The question is therefore not whether the AI trade can reverse. It can. The real question is whether reversal would restore old-style diversified EM leadership or merely rotate leadership among the same few large technology-linked names. A cyclical pullback would lower returns. It would not necessarily restore the diversified country story investors thought they were buying.
Who Wins If Concentration Persists, and What Would Prove This View Wrong?
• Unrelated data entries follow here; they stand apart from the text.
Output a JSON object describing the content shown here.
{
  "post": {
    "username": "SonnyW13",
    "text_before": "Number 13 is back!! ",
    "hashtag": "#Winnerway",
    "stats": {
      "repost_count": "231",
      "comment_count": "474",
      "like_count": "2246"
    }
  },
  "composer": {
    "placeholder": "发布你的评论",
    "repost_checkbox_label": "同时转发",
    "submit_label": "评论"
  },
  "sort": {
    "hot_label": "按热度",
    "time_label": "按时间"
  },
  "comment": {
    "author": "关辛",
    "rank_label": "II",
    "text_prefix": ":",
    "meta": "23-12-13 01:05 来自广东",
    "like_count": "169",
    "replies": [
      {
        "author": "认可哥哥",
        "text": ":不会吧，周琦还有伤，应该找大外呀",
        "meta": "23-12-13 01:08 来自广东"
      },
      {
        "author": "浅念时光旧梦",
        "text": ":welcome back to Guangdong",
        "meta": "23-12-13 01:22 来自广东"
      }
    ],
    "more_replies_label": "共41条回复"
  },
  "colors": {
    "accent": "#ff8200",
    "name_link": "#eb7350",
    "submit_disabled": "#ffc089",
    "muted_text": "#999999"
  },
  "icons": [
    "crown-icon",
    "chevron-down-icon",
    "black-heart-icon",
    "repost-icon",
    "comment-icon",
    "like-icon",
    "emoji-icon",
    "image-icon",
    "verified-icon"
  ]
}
If the current pattern persists, the beneficiaries are obvious. Taiwanese and Korean semiconductor leaders gain the most direct earnings leverage. Active managers with a tolerance for concentration can continue to own the winners and outperform the benchmark. And global investors who want AI exposure outside the U.S. may continue to find the cleanest expression in emerging Asia, not in broad commodity or consumer names.
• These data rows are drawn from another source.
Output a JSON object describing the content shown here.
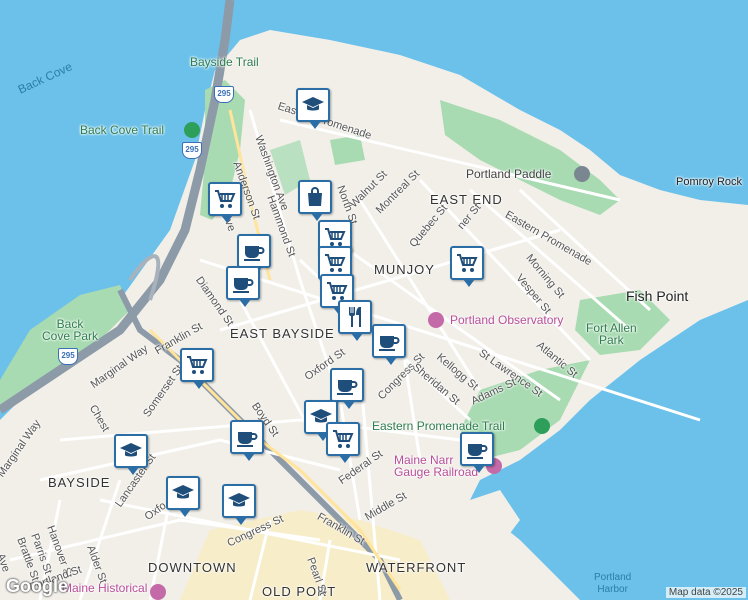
{
  "map": {
    "attribution": "Map data ©2025",
    "provider_logo": "Google",
    "colors": {
      "water": "#6bc1ea",
      "land": "#f2efe9",
      "park": "#a8dbb2",
      "highway": "#8d9aa8",
      "marker_border": "#2b6ea6"
    },
    "water_labels": {
      "back_cove": "Back Cove",
      "portland_harbor": "Portland\nHarbor"
    },
    "area_labels": {
      "east_end": "EAST END",
      "munjoy": "MUNJOY",
      "east_bayside": "EAST BAYSIDE",
      "bayside": "BAYSIDE",
      "downtown": "DOWNTOWN",
      "waterfront": "WATERFRONT",
      "old_port": "OLD PORT"
    },
    "place_labels": {
      "fish_point": "Fish Point",
      "pomroy_rock": "Pomroy Rock",
      "fort_allen_park": "Fort Allen\nPark",
      "back_cove_park": "Back\nCove Park"
    },
    "poi_labels": {
      "bayside_trail": "Bayside Trail",
      "back_cove_trail": "Back Cove Trail",
      "portland_paddle": "Portland Paddle",
      "portland_observatory": "Portland Observatory",
      "eastern_promenade_trail": "Eastern Promenade Trail",
      "maine_narrow_gauge": "Maine Narr\nGauge Railroad",
      "maine_historical": "Maine Historical"
    },
    "highway_shields": [
      "295",
      "295",
      "295"
    ],
    "streets": {
      "eastern_promenade_1": "Eastern Promenade",
      "eastern_promenade_2": "Eastern Promenade",
      "washington_ave": "Washington Ave",
      "anderson_st": "Anderson St",
      "hammond_st": "Hammond St",
      "north_st": "North St",
      "walnut_st": "Walnut St",
      "montreal_st": "Montreal St",
      "quebec_st": "Quebec St",
      "turner_st": "ner St",
      "morning_st": "Morning St",
      "vesper_st": "Vesper St",
      "diamond_st": "Diamond St",
      "oxford_st": "Oxford St",
      "congress_st_1": "Congress St",
      "sheridan_st": "Sheridan St",
      "kellogg_st": "Kellogg St",
      "st_lawrence_st": "St Lawrence St",
      "atlantic_st": "Atlantic St",
      "adams_st": "Adams St",
      "marginal_way_1": "Marginal Way",
      "marginal_way_2": "Marginal Way",
      "franklin_st_1": "Franklin St",
      "franklin_st_2": "Franklin St",
      "somerset_st": "Somerset St",
      "chestnut_st": "Chest",
      "boyd_st": "Boyd St",
      "lancaster_st": "Lancaster St",
      "oxford_st_2": "Oxfo",
      "congress_st_2": "Congress St",
      "federal_st": "Federal St",
      "middle_st": "Middle St",
      "hanover_st": "Hanover St",
      "parris_st": "Parris St",
      "brattle_st": "Brattle St",
      "alder_st": "Alder St",
      "portland_st": "Portland St",
      "pearl_st": "Pearl St",
      "ave": "Ave",
      "ve": "ve"
    },
    "markers": [
      {
        "type": "school",
        "icon": "graduation-cap-icon"
      },
      {
        "type": "shopping",
        "icon": "shopping-bag-icon"
      },
      {
        "type": "grocery",
        "icon": "shopping-cart-icon"
      },
      {
        "type": "grocery",
        "icon": "shopping-cart-icon"
      },
      {
        "type": "cafe",
        "icon": "coffee-cup-icon"
      },
      {
        "type": "cafe",
        "icon": "coffee-cup-icon"
      },
      {
        "type": "grocery",
        "icon": "shopping-cart-icon"
      },
      {
        "type": "grocery",
        "icon": "shopping-cart-icon"
      },
      {
        "type": "restaurant",
        "icon": "fork-knife-icon"
      },
      {
        "type": "cafe",
        "icon": "coffee-cup-icon"
      },
      {
        "type": "grocery",
        "icon": "shopping-cart-icon"
      },
      {
        "type": "cafe",
        "icon": "coffee-cup-icon"
      },
      {
        "type": "school",
        "icon": "graduation-cap-icon"
      },
      {
        "type": "grocery",
        "icon": "shopping-cart-icon"
      },
      {
        "type": "cafe",
        "icon": "coffee-cup-icon"
      },
      {
        "type": "cafe",
        "icon": "coffee-cup-icon"
      },
      {
        "type": "school",
        "icon": "graduation-cap-icon"
      },
      {
        "type": "school",
        "icon": "graduation-cap-icon"
      },
      {
        "type": "school",
        "icon": "graduation-cap-icon"
      }
    ]
  }
}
The exposed side is equally clear. Broad emerging-market funds that market themselves as diversification vehicles may become more vulnerable to factor shocks than many investors realize. Country-level diversification will still exist, but it will be diluted by a common dependency on AI capex. That matters for allocators who use EM to reduce correlation with U.S. technology. If the same capex cycle and the same supply chain drive both portfolios, the hedge is weaker than it looks.
The medium-term base case is therefore a mixed one. In the next several quarters, AI-linked semiconductor leadership can keep dominating EM returns if hyperscaler spending remains strong and memory pricing stays supportive. Over that horizon, the market is still rewarding scarce capacity. But over a longer horizon, broadening in AI supply, more normalized capex and additional capacity could flatten the outperformance of the current winners and force managers to look for a new source of EM alpha.
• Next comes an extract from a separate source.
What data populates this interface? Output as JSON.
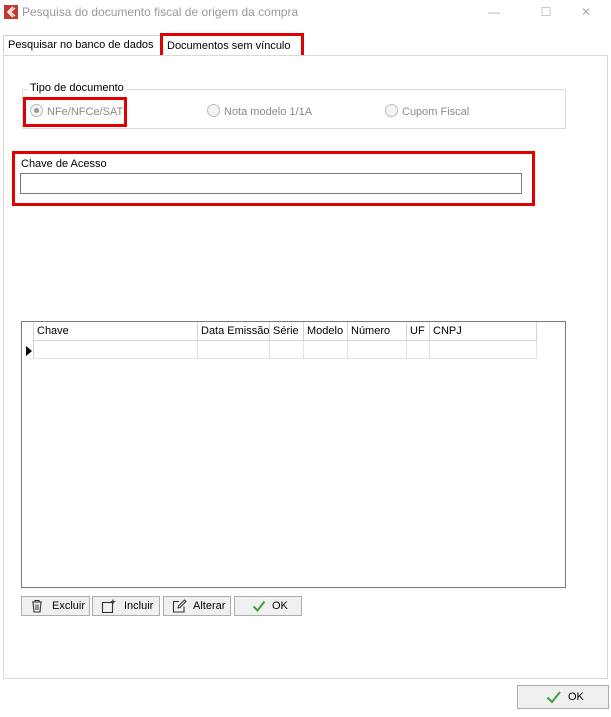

The upside scenario is a further extension of the AI buildout. If demand for data-center infrastructure accelerates again, the same trio of forces — TSMC’s manufacturing leverage, SK Hynix’s memory exposure and Samsung’s scale — could keep EM benchmarks tilted toward the same countries and industries. The downside scenario is a classic capital-cycle reversal: if cloud spending slows, if chip inventories rise, or if pricing weakens, the current concentration premium could evaporate quickly and take benchmark returns with it.
The single falsifying signal to watch is a sustained break in AI capex momentum. If hyperscaler spending and semiconductor order books turn down for multiple quarters, the structural case for EM’s AI-driven concentration weakens materially. A broad-based rotation away from Taiwan and South Korea into the rest of the EM universe would be the first sign that the old diversification story is reasserting itself.
For now, though, the market is telling a less comforting story. Emerging markets are not escaping the AI trade. They are being reorganized by it. And that may be the clearest sign yet that the world’s biggest technology cycle is no longer a U.S.-only story.
The next shock to emerging markets may not come from outside the AI trade. It may come from the moment investors realize the trade already owns them.